Kenaikan pajak hiburan hingga 40% di Jakarta menimbulkan keberatan dari sejumlah tempat karaoke, yang masih merasakan dampak merugikan pandemi Covid-19. Para pengelola, seperti Miko dari NAV Karaoke Blok M Square, menyatakan bahwa bisnis mereka belum pulih sepenuhnya, dengan jumlah pelanggan yang masih jauh dari tingkat sebelum pandemi.
Bagaimana dampak kenaikan pajak ini berpotensi memperparah kondisi bisnis dan membuat pelanggan semakin enggan datang?
Tantangan Miko dan Pengelola Karaoke Pasca-Covid
Beberapa lokasi karaoke di Jakarta menyatakan keberatannya terhadap kenaikan pajak hiburan hingga 40%. Para pengelola menyampaikan bahwa bisnis mereka belum pulih sepenuhnya dari dampak pandemi Covid-19.
Miko, supervisor NAV Karaoke Keluarga Blok M Square, menyatakan bahwa jumlah pelanggan yang datang ke tempatnya telah mengalami penurunan akibat pandemi. Sebelum Covid-19, lantai 5 mal tempatnya bisa menarik ratusan pelanggan setiap hari.
Selama masa pemulihan, Miko mencatat bahwa jumlah pengunjung mulai naik perlahan menjadi puluhan orang, tetapi belum mencapai tingkat sebelum pandemi. Saat ini, rata-rata hanya ada sekitar 30 orang, dibandingkan dengan ratusan orang seperti sebelumnya.

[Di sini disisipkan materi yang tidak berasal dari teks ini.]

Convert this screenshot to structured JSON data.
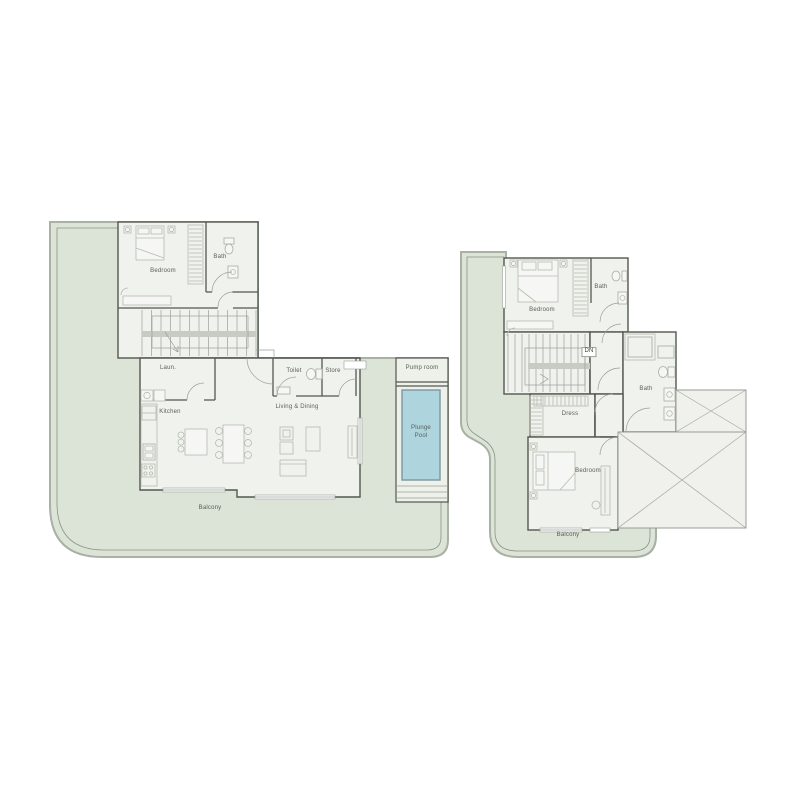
{
  "colors": {
    "background": "#ffffff",
    "balcony": "#dce3d7",
    "balcony_edge": "#a9b0a4",
    "railing": "#8b9287",
    "floor": "#f0f2ee",
    "wall": "#54574f",
    "pool": "#aed5de",
    "pool_edge": "#7b98a1",
    "stair_strip": "#c7cbc1",
    "label_text": "#5a5e57"
  },
  "left_plan": {
    "rooms": {
      "bedroom": "Bedroom",
      "bath": "Bath",
      "laundry": "Laun.",
      "toilet": "Toilet",
      "store": "Store",
      "kitchen": "Kitchen",
      "living_dining": "Living & Dining",
      "pump_room": "Pump room",
      "plunge_pool": "Plunge\nPool",
      "balcony": "Balcony"
    }
  },
  "right_plan": {
    "rooms": {
      "bedroom_upper": "Bedroom",
      "bath_upper": "Bath",
      "stairs_direction": "DN",
      "dress": "Dress",
      "bath": "Bath",
      "bedroom_lower": "Bedroom",
      "balcony": "Balcony"
    }
  }
}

Miko menekankan bahwa setiap tempat hiburan memiliki pelanggan tetap, namun pandemi telah mempengaruhi kondisi keuangan pelanggan setia yang ia kenal. Sebagian dari mereka tidak kembali setelah pandemi karena mengalami kesulitan finansial.

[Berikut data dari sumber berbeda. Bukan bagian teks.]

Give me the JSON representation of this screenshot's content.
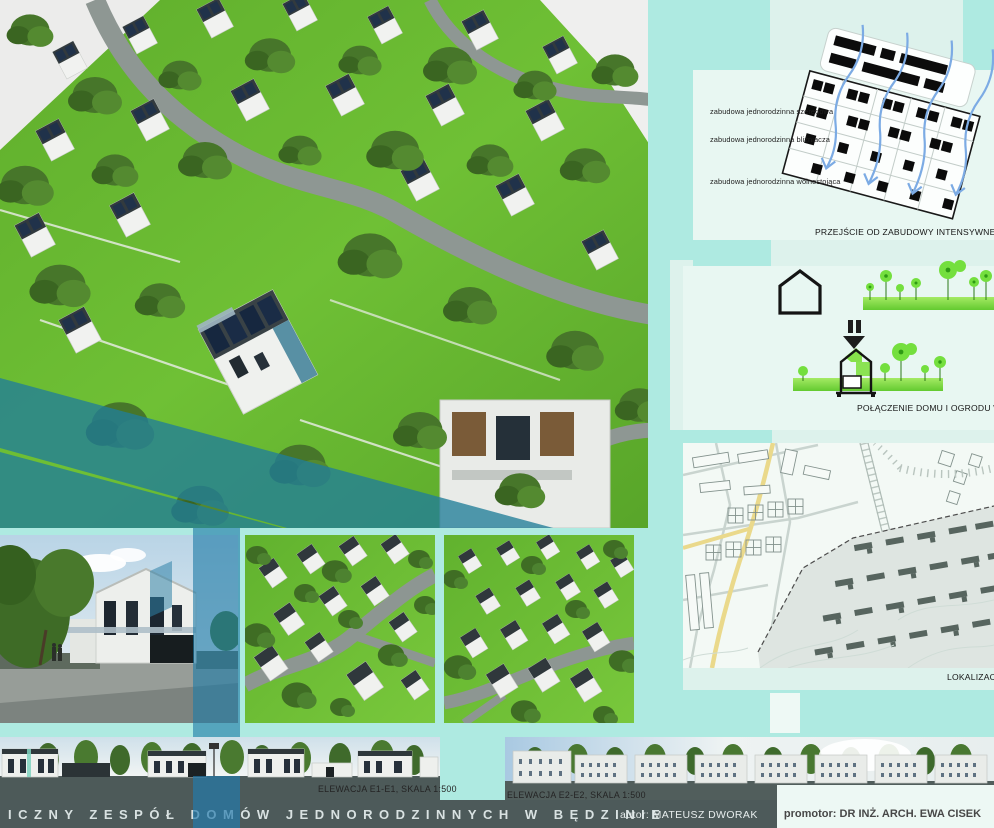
{
  "right_panel": {
    "typology": {
      "labels": [
        "zabudowa jednorodzinna szeregowa",
        "zabudowa jednorodzinna bliźniacza",
        "zabudowa jednorodzinna wolnostojąca"
      ],
      "caption": "PRZEJŚCIE OD ZABUDOWY INTENSYWNEJ DO E"
    },
    "house_garden": {
      "plus_sign": "+",
      "caption": "POŁĄCZENIE DOMU I OGRODU W JED"
    },
    "site_plan": {
      "caption": "LOKALIZACJA"
    }
  },
  "elevations": {
    "e1_label": "ELEWACJA E1-E1, SKALA 1:500",
    "e2_label": "ELEWACJA E2-E2, SKALA 1:500"
  },
  "footer": {
    "title": "ICZNY ZESPÓŁ DOMÓW JEDNORODZINNYCH W BĘDZINIE",
    "author": "autor: MATEUSZ DWORAK",
    "promoter": "promotor: DR INŻ. ARCH. EWA CISEK"
  },
  "colors": {
    "teal_patch": "#aeeae1",
    "mint_base": "#ddf2ec",
    "panel_light": "#e8f7f2",
    "map_bg": "#f3f9f5",
    "footer_bar": "#4d5a5a",
    "blue_band": "#1e7aa6",
    "grass_green": "#66b92f",
    "diagram_green": "#7fdd45",
    "arrow_blue": "#7cabe4"
  }
}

Miko khawatir kenaikan pajak hiburan hingga 40% akan membuat pelanggan semakin jarang datang, terutama karena hal ini langsung memengaruhi biaya yang harus dikeluarkan oleh konsumen.
Kenaikan pajak hiburan, termasuk untuk karaoke, merupakan dampak dari Undang-Undang Nomor 1 Tahun 2022 tentang Hubungan Keuangan antara Pemerintah Pusat dan Pemerintah Daerah (HKPD). Undang-undang ini mengatur besaran pajak barang dan jasa tertentu (PBJT) untuk jasa hiburan seperti diskotek, karaoke, kelab malam, bar, dan mandi uap/spa, dengan tarif antara 40% hingga 75%.
Dwi dari Roppongi Papa Ungkap Kondisi 50% Pemulihan Bisnis
Pemerintah DKI Jakarta kemudian menerapkan Peraturan Daerah Nomor 1 Tahun 2024 tentang Pajak Daerah dan Retribusi Daerah, yang menetapkan tarif pajak untuk sejumlah tempat hiburan, termasuk karaoke, sebesar 40%, naik dari 35%. Aturan ini mulai berlaku pada 5 Januari 2024.
Tidak hanya Miko, pengelola karaoke lainnya seperti Dwi dari Roppongi Papa juga mengaku bahwa bisnisnya masih mengalami kesulitan pasca-pandemi. Dwi menyebut bahwa proses pemulihan bisnisnya baru mencapai sekitar 50% dari kondisi normal sebelum pandemi.
Sebagai contoh, dia harus menutup salah satu lantai tempatnya karena minimnya tamu, yang membuatnya sulit untuk menjalankan kedua lantai secara efisien.
Di sisi lain, Direktorat Jenderal Perimbangan Keuangan (DJPK) Kementerian Keuangan menyatakan bahwa industri hiburan telah pulih dari dampak Covid-19, dan tarif pajak hiburan antara 40-75% sudah lama diterapkan pada masa tersebut.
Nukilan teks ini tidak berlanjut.